Not bad for a journalist in a medium where economic news is usually relegated to some place between the weather forecast and the cough syrup ads. Wearing one of his Rukeyser Enterprises hats, the WSW moderator is a hot item on the lecture circuit, where he gives about 100 speeches a year, com mands a top fee (at least $4,000 per appearance) and is booked through next May. He also turns out a thrice-weekly column on politics and economics that appears in 170 newspapers, has written one bestseller (How to Make Money in Wall Street) and is preparing another book on economic policymaking.
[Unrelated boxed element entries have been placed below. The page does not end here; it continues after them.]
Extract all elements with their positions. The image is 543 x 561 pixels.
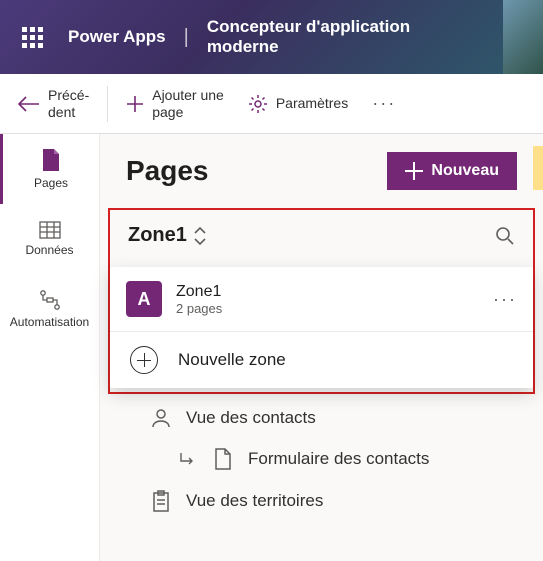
tree-item-contacts-form[interactable]: Formulaire des contacts	[146, 438, 543, 480]
zone-item-more-button[interactable]: ···	[493, 289, 517, 310]
main-panel: Pages Nouveau Zone1 A	[100, 134, 543, 561]
app-subtitle: Concepteur d'application moderne	[207, 17, 467, 58]
zone-popup: A Zone1 2 pages ··· Nouvelle zone	[110, 267, 533, 388]
settings-label: Paramètres	[276, 95, 348, 111]
tree-item-contacts-view[interactable]: Vue des contacts	[146, 398, 543, 438]
add-page-label: Ajouter une page	[152, 87, 224, 119]
back-button[interactable]: Précé- dent	[8, 81, 99, 125]
add-page-button[interactable]: Ajouter une page	[116, 81, 234, 125]
table-icon	[39, 221, 61, 239]
sort-icon	[193, 226, 209, 246]
new-zone-button[interactable]: Nouvelle zone	[110, 331, 533, 388]
nav-item-data[interactable]: Données	[0, 204, 99, 274]
page-header: Pages Nouveau	[100, 134, 543, 208]
zone-header-label: Zone1	[128, 224, 187, 247]
waffle-icon	[22, 27, 43, 48]
toolbar: Précé- dent Ajouter une page Paramètres …	[0, 74, 543, 134]
zone-item[interactable]: A Zone1 2 pages ···	[110, 267, 533, 331]
clipboard-icon	[150, 490, 172, 512]
flow-icon	[38, 289, 62, 311]
nav-label: Données	[25, 243, 73, 257]
zone-subtitle: 2 pages	[176, 301, 479, 316]
gear-icon	[248, 94, 268, 114]
page-icon	[41, 148, 61, 172]
header-separator: |	[184, 26, 189, 49]
circle-plus-icon	[130, 346, 158, 374]
search-icon	[495, 226, 515, 246]
tree-item-label: Vue des contacts	[186, 408, 316, 428]
zone-info: Zone1 2 pages	[176, 283, 479, 316]
side-indicator	[533, 146, 543, 190]
app-name: Power Apps	[68, 27, 166, 47]
toolbar-more-button[interactable]: ···	[362, 87, 406, 120]
page-title: Pages	[126, 155, 209, 187]
nav-item-automation[interactable]: Automatisation	[0, 274, 99, 344]
person-icon	[150, 408, 172, 428]
app-launcher-button[interactable]	[8, 13, 56, 61]
plus-icon	[126, 95, 144, 113]
settings-button[interactable]: Paramètres	[238, 88, 358, 120]
tree-item-label: Vue des territoires	[186, 491, 323, 511]
tree-item-territories-view[interactable]: Vue des territoires	[146, 480, 543, 522]
tree-item-label: Formulaire des contacts	[248, 449, 429, 469]
subitem-arrow-icon	[176, 451, 198, 467]
zone-badge: A	[126, 281, 162, 317]
arrow-left-icon	[18, 96, 40, 112]
new-button[interactable]: Nouveau	[387, 152, 517, 190]
new-button-label: Nouveau	[431, 162, 499, 180]
plus-icon	[405, 162, 423, 180]
left-nav: Pages Données Automatisation	[0, 134, 100, 561]
nav-label: Pages	[34, 176, 68, 190]
body: Pages Données Automatisation Pages Nouve…	[0, 134, 543, 561]
search-button[interactable]	[495, 226, 515, 246]
new-zone-label: Nouvelle zone	[178, 350, 286, 370]
highlighted-region: Zone1 A Zone1 2 pages ···	[108, 208, 535, 394]
app-header: Power Apps | Concepteur d'application mo…	[0, 0, 543, 74]
document-icon	[212, 448, 234, 470]
zone-name: Zone1	[176, 283, 479, 301]
page-tree: Vue des contacts Formulaire des contacts…	[100, 394, 543, 522]
nav-item-pages[interactable]: Pages	[0, 134, 99, 204]
back-label: Précé- dent	[48, 87, 89, 119]
toolbar-separator	[107, 86, 108, 122]
zone-dropdown[interactable]: Zone1	[110, 210, 533, 261]
nav-label: Automatisation	[10, 315, 89, 329]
The core of Rukeyser's ventures remains Wall Street Week. Part of its appeal is that it creates a kind of party atmosphere in which viewers seem to eavesdrop on what investment professionals say to each other in private. The set resembles an upper-middle-class living room. Rukeyser begins with a five-minute summary of the week in business. He then opens a discussion with three analysts of the latest trends in the market and the financial world. Finally, the main guest--usually a member of the Administration or the business establishment--is brought in for a freewheeling Q and A on subjects that can range from stocks to the gold market and prospects for inflation and energy.

Jargon is forbidden. More than once Rukeyser has smilingly asked a guest,

"Would you please go over that again--this time in English?" The show's preoccupation is money and how to make it. As Rukeyser told TIME Washington Correspondent George Taber, "Talk exclusively about economics, and people are bored to death. But talk to them about money, and watch their eyes light up."

Onscreen, Rukeyser has a rakish air that appeals especially to women. One Florida newspaper described him as "looking as if he just rolled out of a haystack having administered investment advice to a lady client." His puckish commentaries on the ups and downs of Wall

Street or the latest Government goof are laced with vinegar and lightened with pixie dust. "I follow the Mencken rule of never saying anything good about a sitting President," he laughs. His standard advice to worriers: "It's just your money, not your life." Rukeyser is addicted to puns and one-liners (sample: "One more week like this and we'll have to call this program Wall Street Wake").

Critics quibble that some of the show's regular analysts and guests display an almost Panglossian optimism about Wall Street and most stocks they discuss. Though Rukeyser emphasizes that the show does not recommend any stock, the mere mention of a company can set brokers' phones ringing. In one case, an issue listed on the New York Stock Exchange called Nucor was mentioned. A similarly named company, Newcor, was on the American Stock Exchange. Shares of both jumped a couple of points early in the next trading day.

Rukeyser, 45, was to the manna born.

His father Merryle was a leading economic columnist for the Hearst papers; one brother, Bill, is managing editor of MONEY magazine; another, Merryle Jr., is an executive vice president at NBC; and a cousin, Muriel, is the famed poet. Lou started in journalism with the Baltimore Sun, reported from Britain and Asia, then joined ABC in Paris. He was its national economic commentator until he quit five years ago to work at WSW.

An admitted sybarite--he says his proudest boast is that he had eaten in all of France's three-star restaurants before he was 30--Rukeyser indulges his fondness for numbers in occasional bouts of blackjack and other forms of gambling. His growing celebrity surprises him, as does the eagerness of fans he meets at airports or in restaurants to offer him market tips. Says he: "There seem to be thousands of people out there trying to make me rich." With all that Lou Rukeyser has going for him, they could save themselves the trouble.